Почему произведения Евгения Гришковца не трогают? Ведь он играет на самых тонких и чувствительных струнах души: время, воспоминания, прошлое, смерть. Однако всё мимо сада. Он разыгрывает перед читателем трагикомическое шоу, искренне выставляя свои поверхностные суетливые впечатления от жизни. Сочинитель словно говорит: "Вот посмотрите, каков я! Неуклюжий, немного застенчивый, не без слабостей, звёзд с неба не хватаю. Живу потихоньку, и умру когда-нибудь, и забудут меня, словно и не было такого человека. А что? Я такой же, как все!" Это – гвоздь программы гришковец-шоу. Побывав на представлении, читатель вздохнёт, захлопнет томик, погасит лампу-торшер, сложит ладошки под подушкой и сладко заснёт. Но почему не будоражит-то? Потому что Гришковец желает обыденное слить с исключительным и... топит читателя в рутинной, зевотной скукотище. Чтобы бытописание получилось исключительным, надо иметь, как говорится, "открытый нерв", собственный голос и свою философию, а не быть "одним из", той самой известной рыбой, которая плывёт всегда по течению. Даже знаменитый рассказ Драгунского про Дениса Кораблёва "Чего я люблю и чего я не люблю", с которым у повести "Реки" много общего, и то более трогателен, чем проза Гришковца. А разве можно задеть за живое подобным признанием: "На этих скалах есть древние рисунки. Их там много, учёные подробно их изучили, эти скалы стали теперь заповедником, и десятка два людей, кто безбедно живёт, а кто просто кормится за счет древних художников, которые зачем-то давно нарисовали корявых лосей с большими рогами и так же коряво изобразили себя с копьями в руках. А рисунки-то некрасивые, но хоть убейте меня, некрасивые".

Дыхание времен не ощущается гришковцами. Их рецепторы сакральности притуплены. Но они этого и не скрывают. Наоборот, честно и иронично информируют всех вокруг о своей ущербности: "Мне необходимо чувствовать особенность моего родного края. И не горсть мелких, едва различимых особенностей, а какую-то существенную, выпуклую, пусть даже режуще острую, но особенность.
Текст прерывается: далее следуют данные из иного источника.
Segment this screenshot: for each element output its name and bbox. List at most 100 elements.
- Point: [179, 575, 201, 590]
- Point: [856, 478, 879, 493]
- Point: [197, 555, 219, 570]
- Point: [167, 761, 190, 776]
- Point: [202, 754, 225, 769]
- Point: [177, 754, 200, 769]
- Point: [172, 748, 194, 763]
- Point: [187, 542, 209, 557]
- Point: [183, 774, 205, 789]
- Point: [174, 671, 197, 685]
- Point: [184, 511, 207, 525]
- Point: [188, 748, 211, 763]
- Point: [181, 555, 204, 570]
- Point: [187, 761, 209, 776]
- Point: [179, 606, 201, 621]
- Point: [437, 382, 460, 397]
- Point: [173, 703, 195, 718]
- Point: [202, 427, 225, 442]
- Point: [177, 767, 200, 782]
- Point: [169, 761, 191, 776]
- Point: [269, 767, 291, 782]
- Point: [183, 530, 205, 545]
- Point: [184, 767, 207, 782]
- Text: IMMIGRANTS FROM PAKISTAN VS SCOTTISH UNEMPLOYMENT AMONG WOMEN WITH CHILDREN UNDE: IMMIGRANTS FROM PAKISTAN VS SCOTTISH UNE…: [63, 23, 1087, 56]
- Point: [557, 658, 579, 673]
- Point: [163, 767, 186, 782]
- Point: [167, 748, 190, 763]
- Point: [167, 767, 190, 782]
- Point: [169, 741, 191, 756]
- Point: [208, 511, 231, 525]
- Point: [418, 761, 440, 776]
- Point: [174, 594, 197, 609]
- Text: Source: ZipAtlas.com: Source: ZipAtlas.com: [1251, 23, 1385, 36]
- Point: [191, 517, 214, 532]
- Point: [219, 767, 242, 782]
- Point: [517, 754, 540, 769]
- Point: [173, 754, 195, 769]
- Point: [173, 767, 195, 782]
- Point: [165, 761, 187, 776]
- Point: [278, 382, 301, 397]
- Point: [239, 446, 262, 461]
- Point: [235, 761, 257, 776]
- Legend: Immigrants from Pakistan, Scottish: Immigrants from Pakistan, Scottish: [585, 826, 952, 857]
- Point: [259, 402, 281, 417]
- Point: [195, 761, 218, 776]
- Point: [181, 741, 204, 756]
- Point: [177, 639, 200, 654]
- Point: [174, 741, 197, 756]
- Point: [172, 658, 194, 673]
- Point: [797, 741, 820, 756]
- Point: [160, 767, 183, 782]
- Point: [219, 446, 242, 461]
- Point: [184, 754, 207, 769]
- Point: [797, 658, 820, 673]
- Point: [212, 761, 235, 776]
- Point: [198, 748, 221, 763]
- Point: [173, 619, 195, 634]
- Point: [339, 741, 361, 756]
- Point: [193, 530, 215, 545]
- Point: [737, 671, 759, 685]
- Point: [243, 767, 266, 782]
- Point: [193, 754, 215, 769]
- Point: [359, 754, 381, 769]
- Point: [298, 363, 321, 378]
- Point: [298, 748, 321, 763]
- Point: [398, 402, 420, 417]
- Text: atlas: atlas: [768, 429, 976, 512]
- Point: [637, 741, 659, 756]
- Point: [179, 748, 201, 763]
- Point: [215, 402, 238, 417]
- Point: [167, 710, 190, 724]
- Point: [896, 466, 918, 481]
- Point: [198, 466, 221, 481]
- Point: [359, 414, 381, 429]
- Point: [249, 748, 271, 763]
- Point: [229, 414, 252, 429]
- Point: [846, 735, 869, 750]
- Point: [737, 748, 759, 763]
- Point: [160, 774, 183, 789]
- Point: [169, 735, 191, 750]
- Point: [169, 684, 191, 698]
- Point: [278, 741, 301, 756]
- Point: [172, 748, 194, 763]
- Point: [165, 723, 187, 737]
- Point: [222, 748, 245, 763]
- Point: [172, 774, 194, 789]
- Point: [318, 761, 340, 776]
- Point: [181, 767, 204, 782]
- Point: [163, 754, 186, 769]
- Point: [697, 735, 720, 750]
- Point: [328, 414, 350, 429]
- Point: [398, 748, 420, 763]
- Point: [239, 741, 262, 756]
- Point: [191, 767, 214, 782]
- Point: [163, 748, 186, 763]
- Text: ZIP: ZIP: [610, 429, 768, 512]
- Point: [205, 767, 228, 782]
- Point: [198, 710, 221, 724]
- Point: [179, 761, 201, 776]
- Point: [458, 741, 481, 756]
Где-то должно быть то, что наглядно ясно, как-то, что наверняка ясно швейцарцу, который пересекает швейцарско-итальянскую границу". И это – не вызов традиции, не камень в огород священных зубров сибирской монументальной литературы, а честное признание сибиряка, не ощущающего своей родины.

"Я пробовал ездить на машине. Я надеялся почувствовать простор и испытать мощь сибирского размаха, но выяснил, что если ехать на машине, то между городами лежит только усталость."

"А что это – Тайга?! Я только однажды, совсем неглубоко и совсем ненадолго вошел в таёжный массив, был искусан комарами, что-то унюхал, что-то увидел, ничего не понял и... вернулся в город. А что я мог там понять? И что я там должен был понять? "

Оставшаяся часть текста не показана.